Polski naukowiec uzdrowi przewlekłe rany? Jego projekt może pomóc wielu chorym
Polski naukowiec, dr Tomasz Urbaniak z Katedry i Zakładu Chemii Fizycznej i Biofizyki Uniwersytetu Medycznego we Wrocławiu, otrzyma prawie 1,2 mln złotych na badania, które mogą odmienić los wielu cierpiących pacjentów. Grant przyznało Narodowe Centrum Nauki w ramach konkursu Sonata.
Dr Tomasz Urbaniak zaznacza, że nauka stanowi dla niego główną ścieżkę pozwalającą między innymi na zrozumienie człowieka. Potwierdzają to najnowsze doniesienia, z których wynika, że niebawem rozpocznie prace nad projektem badawczym skierowanym do wielu chorych. Sprawdzamy, na czym polega pomysł naukowca.
Leczenie ran przewlekłych. Ten projekt może odmienić świat
Kiedy mówimy o ranach przewlekłych, do głowy przychodzą odleżyny, natomiast warto podkreślić, że jest także coś takiego jak wrzody cukrzycowe, czy owrzodzenia żyle. Każda z tych przypadłości wiąże się z wielomiesięcznym bólem i trudnościami w gojeniu.
Żadna z tych ran nie jest delikatna i powierzchowna, a odleżyny utrzymujące się czasem latami, zwłaszcza u osób mocno schorowanych i otyłych, mogą wciąż się pogłębiać mimo starannej opieki. Bywa, że pacjent ma ranę aż do kości, a jego cierpienie trudno sobie nawet wyobrazić, co wpływa także na jego kondycję psychiczną.
Jednak leczenie ran przewlekłych już wkrótce może wejść za zupełnie nowy poziom. Dr Tomasz Urbaniak z Katedry i Zakładu Chemii Fizycznej i Biofizyki Uniwersytetu Medycznego we Wrocławiu chce stworzyć wyjątkowe rozwiązanie.
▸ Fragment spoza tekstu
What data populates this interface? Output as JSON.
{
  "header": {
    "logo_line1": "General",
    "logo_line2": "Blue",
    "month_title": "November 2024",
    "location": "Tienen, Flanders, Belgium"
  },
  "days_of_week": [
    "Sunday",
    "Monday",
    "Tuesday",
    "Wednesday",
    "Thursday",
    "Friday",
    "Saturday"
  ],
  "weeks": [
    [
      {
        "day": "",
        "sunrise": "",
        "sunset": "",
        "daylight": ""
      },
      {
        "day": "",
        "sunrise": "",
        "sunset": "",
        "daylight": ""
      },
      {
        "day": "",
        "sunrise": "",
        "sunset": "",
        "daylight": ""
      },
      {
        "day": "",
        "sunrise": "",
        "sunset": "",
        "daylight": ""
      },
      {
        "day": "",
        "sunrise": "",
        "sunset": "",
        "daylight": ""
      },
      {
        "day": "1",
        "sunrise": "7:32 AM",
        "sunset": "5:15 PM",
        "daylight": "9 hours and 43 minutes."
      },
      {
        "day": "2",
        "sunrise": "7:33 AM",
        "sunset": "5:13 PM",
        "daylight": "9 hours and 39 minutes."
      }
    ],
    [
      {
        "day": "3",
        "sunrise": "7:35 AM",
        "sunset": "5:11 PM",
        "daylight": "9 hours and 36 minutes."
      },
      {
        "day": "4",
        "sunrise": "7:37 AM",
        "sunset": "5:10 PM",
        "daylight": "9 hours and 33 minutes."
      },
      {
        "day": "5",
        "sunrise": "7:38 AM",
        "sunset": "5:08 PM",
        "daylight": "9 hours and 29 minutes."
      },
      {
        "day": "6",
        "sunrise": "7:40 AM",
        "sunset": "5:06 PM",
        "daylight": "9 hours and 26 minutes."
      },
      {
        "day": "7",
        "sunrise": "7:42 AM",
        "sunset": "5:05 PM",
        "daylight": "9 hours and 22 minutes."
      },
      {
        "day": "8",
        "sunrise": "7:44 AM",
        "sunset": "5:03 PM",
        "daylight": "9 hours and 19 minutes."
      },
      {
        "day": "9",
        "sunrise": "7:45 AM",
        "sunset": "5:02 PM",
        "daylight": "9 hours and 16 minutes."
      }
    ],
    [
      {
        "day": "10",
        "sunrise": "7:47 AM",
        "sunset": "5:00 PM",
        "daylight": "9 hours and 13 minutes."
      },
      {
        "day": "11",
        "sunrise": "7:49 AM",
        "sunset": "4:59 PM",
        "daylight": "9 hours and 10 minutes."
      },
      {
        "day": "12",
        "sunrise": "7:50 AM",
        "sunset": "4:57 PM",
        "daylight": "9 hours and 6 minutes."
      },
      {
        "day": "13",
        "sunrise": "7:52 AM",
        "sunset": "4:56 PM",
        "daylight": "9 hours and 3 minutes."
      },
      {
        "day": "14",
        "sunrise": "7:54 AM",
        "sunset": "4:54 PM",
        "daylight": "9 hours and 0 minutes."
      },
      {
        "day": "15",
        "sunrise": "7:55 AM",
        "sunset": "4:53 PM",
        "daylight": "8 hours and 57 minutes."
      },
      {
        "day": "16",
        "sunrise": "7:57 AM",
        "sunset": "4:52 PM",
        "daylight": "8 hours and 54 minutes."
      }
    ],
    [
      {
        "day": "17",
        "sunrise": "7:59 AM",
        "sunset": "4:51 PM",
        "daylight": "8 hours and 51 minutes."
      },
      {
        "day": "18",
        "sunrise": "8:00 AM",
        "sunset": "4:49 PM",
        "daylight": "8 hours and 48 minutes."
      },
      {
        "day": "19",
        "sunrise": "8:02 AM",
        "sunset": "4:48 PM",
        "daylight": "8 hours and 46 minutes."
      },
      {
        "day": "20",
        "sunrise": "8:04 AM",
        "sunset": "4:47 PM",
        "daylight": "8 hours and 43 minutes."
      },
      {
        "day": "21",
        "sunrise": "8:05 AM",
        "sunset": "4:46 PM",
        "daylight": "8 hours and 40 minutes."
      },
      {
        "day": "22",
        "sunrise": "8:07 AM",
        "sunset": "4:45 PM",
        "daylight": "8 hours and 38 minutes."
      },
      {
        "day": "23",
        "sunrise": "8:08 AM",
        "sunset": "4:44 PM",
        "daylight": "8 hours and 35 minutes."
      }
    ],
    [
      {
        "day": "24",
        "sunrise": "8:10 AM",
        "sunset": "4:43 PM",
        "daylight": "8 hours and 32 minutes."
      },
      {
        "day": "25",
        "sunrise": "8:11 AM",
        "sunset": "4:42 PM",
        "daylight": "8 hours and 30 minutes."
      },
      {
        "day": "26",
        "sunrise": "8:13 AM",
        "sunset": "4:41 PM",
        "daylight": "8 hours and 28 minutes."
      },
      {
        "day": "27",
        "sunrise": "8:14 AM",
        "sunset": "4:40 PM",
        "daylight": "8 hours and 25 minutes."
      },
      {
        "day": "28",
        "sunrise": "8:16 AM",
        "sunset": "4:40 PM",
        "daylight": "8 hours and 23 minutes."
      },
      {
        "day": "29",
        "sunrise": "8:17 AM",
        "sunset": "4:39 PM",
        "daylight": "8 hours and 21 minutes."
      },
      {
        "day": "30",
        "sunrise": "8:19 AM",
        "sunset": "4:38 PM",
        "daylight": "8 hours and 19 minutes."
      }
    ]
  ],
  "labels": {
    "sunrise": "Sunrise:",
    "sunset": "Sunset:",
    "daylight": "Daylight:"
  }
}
Celem naukowca jest kontrolowane czasowo i przestrzennie uwalnianie czynników wzrostu z kompozytowych rusztowań porowatych przeznaczonych do leczenia przewlekłych uszkodzeń skóry. Jak to działa?
Otóż dr Urbaniak zaznacza, że na wydłużony okres gojenia się ran wpływa m.in. niedobór cytokin. To swego rodzaju białka, które regulują proces regeneracji. Choć dotychczasowe metody leczenia zabezpieczają ranę i stymulują gojenie, to często nie są skuteczne w przypadku ran przewlekłych.
Stąd świat medycyny wciąż szuka metod, dzięki którym uda się dostarczyć skórze brakujących bodźców biochemicznych. I tu z pomocą przychodzi pomysł dr. Urbaniaka, który chce stworzyć specjalną platformę wspomagającą leczenie ran. Ma składać się z uwalniającego lek porowatego "rusztowania" pokrytego warstwowymi nanopowłokami, które zawierają czynniki wzrostu. Dzięki porom zlokalizowanym w strukturze biodegradowalnych rusztowań skóra zyskuje środowisko dla regenerujących się warstw, a cienkie powłoki mają za zadanie kierować aktywnością komórek.
Warstwa po warstwie, czyli nowa technika leczenia ran przewlekłych
Dla dokładniejszego zobrazowania pomysłu dr. Urbaniaka należy pochylić się nad techniką osadzania Layer-by-Layer, (LbL), czyli w tłumaczeniu na język polski, warstwa po warstwie. To kluczowy element, który pozwala na realizację zamierzonego celu.
W uproszczeniu chodzi o to, by umożliwić utworzenie na powierzchni porów powłok grubości kilkuset nanometrów. Powierzchnia jest naprzemiennie powlekana roztworami polielektrolitów o odmiennych ładunkach.- Naszym celem jest zbadanie, czy możliwym jest precyzyjne dostosowanie ilości i czasu uwalniania czynników wzrostu poprzez dobór liczby i rodzaju odłożonych warstw. Strategia ta pozwoli odwzorować fizjologiczną sekwencję obecności czynników wzrostu w procesie gojenia się ran, co stanowić może czynnik wywołujący procesy regeneracyjne w ranach przewlekłych - podsumował dr Tomasz Urbaniak w opisie projektu badań.
Rusztowania tkankowe będą wykorzystywały różnego rodzaju gradienty m.in. gradient porowatości, sztywności, czy gradient chemiczny. To z kolei pozwala na uzyskania właściwej odpowiedzi komórkowej w określonych obszarach leczonej rany.